DiGeorge syndrome is a genetic disorder that can cause a number of different symptoms. The condition results from a deletion or abnormality of chromosome 22 during the earliest stages of development. Depending on the size of the deletion and which genes are compromised, patients with DiGeorge syndrome can have vastly different symptoms. Most cases, however, involve some degree of immune system suppression, heart defects, and physical abnormalities such as cleft lips. Treatment may involve surgery to correct defects and lifelong medical management of immune system problems.

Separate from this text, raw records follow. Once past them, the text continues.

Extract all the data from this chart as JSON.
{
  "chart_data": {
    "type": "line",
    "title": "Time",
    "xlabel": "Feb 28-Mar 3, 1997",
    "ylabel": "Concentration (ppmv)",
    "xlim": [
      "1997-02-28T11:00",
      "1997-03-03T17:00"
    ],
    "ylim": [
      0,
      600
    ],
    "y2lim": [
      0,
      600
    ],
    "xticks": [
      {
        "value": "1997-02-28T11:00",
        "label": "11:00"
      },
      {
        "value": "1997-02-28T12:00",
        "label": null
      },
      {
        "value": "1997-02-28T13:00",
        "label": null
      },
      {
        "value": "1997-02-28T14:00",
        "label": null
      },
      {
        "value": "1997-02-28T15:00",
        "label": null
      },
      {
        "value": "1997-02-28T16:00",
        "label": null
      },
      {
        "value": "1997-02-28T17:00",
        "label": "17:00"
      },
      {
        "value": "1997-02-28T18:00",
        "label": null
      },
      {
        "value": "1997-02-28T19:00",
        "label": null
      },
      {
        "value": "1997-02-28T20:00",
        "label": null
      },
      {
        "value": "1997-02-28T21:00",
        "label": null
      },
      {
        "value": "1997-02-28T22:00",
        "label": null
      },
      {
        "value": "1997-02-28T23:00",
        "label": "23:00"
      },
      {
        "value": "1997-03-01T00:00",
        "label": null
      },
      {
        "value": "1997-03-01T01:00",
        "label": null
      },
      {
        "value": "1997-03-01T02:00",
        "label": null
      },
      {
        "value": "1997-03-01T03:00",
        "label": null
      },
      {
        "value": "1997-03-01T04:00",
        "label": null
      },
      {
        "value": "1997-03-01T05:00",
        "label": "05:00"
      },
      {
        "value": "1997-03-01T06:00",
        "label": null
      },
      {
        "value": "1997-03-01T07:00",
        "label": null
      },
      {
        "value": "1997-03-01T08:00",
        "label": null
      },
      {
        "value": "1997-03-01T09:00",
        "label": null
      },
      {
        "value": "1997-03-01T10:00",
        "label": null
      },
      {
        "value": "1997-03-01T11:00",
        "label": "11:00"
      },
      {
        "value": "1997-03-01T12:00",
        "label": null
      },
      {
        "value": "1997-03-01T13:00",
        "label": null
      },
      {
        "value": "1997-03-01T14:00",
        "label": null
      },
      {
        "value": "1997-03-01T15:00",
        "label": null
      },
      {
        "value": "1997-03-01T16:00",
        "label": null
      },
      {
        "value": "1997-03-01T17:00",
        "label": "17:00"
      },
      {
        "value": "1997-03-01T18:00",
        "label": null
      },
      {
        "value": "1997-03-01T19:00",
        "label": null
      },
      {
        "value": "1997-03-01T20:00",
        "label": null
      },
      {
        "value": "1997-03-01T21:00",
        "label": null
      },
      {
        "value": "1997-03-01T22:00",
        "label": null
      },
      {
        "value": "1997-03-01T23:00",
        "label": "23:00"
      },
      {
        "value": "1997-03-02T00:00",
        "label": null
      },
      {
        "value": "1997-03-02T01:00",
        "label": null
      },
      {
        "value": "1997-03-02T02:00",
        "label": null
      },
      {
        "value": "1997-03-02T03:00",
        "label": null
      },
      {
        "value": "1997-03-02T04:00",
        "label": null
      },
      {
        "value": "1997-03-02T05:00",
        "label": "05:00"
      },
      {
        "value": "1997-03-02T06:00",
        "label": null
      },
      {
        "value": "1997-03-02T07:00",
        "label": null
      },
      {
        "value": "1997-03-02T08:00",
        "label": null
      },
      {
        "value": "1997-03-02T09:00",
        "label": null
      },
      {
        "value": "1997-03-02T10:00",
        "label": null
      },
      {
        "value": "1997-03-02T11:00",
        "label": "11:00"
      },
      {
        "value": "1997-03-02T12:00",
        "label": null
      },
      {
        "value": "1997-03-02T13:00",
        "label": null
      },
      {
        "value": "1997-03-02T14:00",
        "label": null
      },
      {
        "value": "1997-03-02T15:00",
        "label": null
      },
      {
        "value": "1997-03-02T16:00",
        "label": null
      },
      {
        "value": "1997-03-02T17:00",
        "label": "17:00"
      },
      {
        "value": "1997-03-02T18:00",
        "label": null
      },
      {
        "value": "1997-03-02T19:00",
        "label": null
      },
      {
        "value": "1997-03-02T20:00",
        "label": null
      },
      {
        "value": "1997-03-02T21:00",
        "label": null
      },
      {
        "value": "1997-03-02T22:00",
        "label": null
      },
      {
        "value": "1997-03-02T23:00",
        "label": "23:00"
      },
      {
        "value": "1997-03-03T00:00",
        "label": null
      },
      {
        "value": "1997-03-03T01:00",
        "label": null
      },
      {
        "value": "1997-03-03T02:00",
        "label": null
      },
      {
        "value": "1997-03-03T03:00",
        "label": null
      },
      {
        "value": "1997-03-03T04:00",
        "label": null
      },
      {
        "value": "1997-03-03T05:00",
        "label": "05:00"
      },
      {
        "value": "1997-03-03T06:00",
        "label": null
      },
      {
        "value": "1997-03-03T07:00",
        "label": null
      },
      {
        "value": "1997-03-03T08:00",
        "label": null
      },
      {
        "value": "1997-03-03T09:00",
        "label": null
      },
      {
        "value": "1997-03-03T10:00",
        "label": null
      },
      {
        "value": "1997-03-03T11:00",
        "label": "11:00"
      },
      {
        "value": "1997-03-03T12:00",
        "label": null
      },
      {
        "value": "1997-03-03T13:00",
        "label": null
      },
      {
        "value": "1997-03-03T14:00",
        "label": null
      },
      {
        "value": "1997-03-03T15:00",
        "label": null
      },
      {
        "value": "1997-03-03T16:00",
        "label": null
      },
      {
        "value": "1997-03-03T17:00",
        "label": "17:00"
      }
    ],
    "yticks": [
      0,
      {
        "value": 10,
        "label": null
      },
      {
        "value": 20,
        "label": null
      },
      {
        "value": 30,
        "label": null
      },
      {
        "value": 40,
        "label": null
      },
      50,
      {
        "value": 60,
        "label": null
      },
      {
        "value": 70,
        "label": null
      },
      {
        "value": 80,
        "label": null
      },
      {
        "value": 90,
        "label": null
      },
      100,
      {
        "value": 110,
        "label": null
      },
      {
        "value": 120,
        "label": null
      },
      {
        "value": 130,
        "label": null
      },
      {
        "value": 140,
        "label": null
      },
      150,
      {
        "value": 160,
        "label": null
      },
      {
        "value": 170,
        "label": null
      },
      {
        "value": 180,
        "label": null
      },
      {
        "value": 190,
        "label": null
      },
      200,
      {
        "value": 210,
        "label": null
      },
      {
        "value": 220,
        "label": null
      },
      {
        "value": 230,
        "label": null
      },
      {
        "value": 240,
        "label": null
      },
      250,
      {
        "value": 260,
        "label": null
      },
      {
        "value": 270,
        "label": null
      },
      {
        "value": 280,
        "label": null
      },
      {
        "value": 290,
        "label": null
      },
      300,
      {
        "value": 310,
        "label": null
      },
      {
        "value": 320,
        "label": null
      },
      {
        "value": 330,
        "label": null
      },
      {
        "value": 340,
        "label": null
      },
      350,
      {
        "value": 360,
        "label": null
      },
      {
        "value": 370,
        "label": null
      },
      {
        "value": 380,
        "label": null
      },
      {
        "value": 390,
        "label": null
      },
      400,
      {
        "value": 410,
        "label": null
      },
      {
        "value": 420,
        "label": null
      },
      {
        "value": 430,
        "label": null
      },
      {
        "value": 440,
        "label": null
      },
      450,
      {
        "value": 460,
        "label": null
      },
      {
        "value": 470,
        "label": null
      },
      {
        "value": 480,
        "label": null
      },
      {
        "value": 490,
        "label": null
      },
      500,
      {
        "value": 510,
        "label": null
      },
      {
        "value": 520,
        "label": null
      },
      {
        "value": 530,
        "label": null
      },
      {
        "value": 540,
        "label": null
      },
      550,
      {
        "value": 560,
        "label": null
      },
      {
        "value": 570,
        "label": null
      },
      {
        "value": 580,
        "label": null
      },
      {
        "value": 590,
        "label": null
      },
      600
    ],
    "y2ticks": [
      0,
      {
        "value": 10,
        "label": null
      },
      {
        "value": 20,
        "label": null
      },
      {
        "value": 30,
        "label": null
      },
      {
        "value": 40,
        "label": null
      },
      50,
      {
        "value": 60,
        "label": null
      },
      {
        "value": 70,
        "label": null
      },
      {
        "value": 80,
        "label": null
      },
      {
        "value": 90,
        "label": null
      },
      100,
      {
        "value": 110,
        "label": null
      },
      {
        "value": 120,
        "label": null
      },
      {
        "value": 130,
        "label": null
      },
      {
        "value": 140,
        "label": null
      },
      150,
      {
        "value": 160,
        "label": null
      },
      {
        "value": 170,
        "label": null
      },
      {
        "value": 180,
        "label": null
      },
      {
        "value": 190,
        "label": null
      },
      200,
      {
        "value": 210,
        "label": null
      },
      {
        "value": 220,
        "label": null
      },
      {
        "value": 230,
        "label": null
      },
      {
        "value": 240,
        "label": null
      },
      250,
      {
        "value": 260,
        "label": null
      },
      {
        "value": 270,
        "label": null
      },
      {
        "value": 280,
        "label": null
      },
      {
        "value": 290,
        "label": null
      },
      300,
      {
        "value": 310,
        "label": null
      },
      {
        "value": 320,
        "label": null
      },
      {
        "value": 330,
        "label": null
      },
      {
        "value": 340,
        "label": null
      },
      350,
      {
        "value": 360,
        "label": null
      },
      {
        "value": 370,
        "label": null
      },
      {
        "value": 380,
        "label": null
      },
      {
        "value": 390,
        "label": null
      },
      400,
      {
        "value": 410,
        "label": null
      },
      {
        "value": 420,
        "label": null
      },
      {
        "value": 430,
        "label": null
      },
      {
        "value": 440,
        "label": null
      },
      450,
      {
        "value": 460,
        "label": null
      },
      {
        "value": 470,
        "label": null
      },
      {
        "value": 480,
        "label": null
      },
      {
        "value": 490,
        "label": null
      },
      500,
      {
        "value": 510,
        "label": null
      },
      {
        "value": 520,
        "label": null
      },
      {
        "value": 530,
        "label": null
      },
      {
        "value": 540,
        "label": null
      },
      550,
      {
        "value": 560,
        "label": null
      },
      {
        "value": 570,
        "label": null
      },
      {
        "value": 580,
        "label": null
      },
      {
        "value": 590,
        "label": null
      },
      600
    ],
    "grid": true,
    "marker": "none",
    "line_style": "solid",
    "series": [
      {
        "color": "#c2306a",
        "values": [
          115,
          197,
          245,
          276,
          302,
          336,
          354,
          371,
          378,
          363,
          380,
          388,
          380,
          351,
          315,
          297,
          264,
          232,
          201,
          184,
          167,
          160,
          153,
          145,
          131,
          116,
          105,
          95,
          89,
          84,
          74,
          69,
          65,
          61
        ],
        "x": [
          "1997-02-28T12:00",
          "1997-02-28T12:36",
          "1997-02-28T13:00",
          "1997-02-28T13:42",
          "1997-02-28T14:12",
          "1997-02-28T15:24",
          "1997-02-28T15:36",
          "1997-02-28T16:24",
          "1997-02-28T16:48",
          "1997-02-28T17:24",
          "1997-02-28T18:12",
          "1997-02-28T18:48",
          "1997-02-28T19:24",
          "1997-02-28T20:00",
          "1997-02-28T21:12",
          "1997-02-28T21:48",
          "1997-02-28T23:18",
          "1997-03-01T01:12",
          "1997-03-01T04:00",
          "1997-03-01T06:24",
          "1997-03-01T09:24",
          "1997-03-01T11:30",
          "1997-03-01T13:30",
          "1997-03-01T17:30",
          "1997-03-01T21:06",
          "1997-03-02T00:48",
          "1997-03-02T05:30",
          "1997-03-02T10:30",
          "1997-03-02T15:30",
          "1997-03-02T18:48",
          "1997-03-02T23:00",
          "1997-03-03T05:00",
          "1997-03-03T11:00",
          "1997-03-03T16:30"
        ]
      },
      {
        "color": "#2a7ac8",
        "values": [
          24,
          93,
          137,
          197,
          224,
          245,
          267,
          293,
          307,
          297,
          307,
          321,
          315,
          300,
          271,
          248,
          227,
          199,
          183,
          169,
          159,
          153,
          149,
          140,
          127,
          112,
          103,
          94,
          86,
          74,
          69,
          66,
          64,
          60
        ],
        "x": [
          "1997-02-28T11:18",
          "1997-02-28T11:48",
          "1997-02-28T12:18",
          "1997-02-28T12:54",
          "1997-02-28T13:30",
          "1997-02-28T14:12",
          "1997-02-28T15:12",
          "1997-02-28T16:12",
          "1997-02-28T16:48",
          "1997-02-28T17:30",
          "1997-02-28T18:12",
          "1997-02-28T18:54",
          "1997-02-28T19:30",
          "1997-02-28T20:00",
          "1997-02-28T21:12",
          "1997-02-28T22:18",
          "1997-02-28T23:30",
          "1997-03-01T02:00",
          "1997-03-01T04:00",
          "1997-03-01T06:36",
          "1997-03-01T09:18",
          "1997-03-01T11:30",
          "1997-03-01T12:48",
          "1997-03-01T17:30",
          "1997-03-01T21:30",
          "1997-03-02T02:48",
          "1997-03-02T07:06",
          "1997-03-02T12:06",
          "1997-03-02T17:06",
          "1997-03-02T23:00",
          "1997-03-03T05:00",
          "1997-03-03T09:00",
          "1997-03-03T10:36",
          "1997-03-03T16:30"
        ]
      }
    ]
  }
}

Most cases of DiGeorge syndrome arise spontaneously due to a random genetic defect. It is possible, however, for a carrier of a malformed chromosome 22 to pass the condition down to offspring. Chromosome 22 contains the genes that, among other functions, promote the development of the thyroid and parathyroid glands. DiGeorge syndrome can result in absent or defective glands that are unable to produce T-cells, which are essential for immune system functioning.
In addition to weakening the immune system, severe varieties of DiGeorge syndrome can result in defects of the heart muscle, kidneys, and face. Many infants have small heads, square ears, and cleft lips and palates. A baby may have difficulty feeding, hearing, and seeing due to facial defects, and a number of affected infants suffer from mental retardation. Physical and mental development are usually delayed, and children are usually much smaller and weaker than their peers.
A doctor who suspects DiGeorge syndrome typically consults with a team specialists to confirm the diagnosis. Genetic tests and blood screenings are used to look for a chromosome 22 deletion and abnormally low levels of white blood cells. X-rays, computerized tomography scans, and other imaging tests are conducted to gauge the severity of heart defects. Since the condition can be inherited, parents are usually asked to undergo diagnostic tests as well to check for chromosome 22 defects.
Treatment for DiGeorge syndrome depends on the symptoms present. Emergency surgery is needed if heart defects are serious enough to induce cardiac arrest. Additional surgeries throughout early childhood can be performed to correct facial deformities, and hormonal supplements may be prescribed to compensate for poor thyroid functioning. Hearing aids, speech therapy, and special education programs are important for many children to achieve their fullest potential in school. With ongoing medical care and mental health services, most patients are able to reach normal life expectancies and maintain some degree of independence.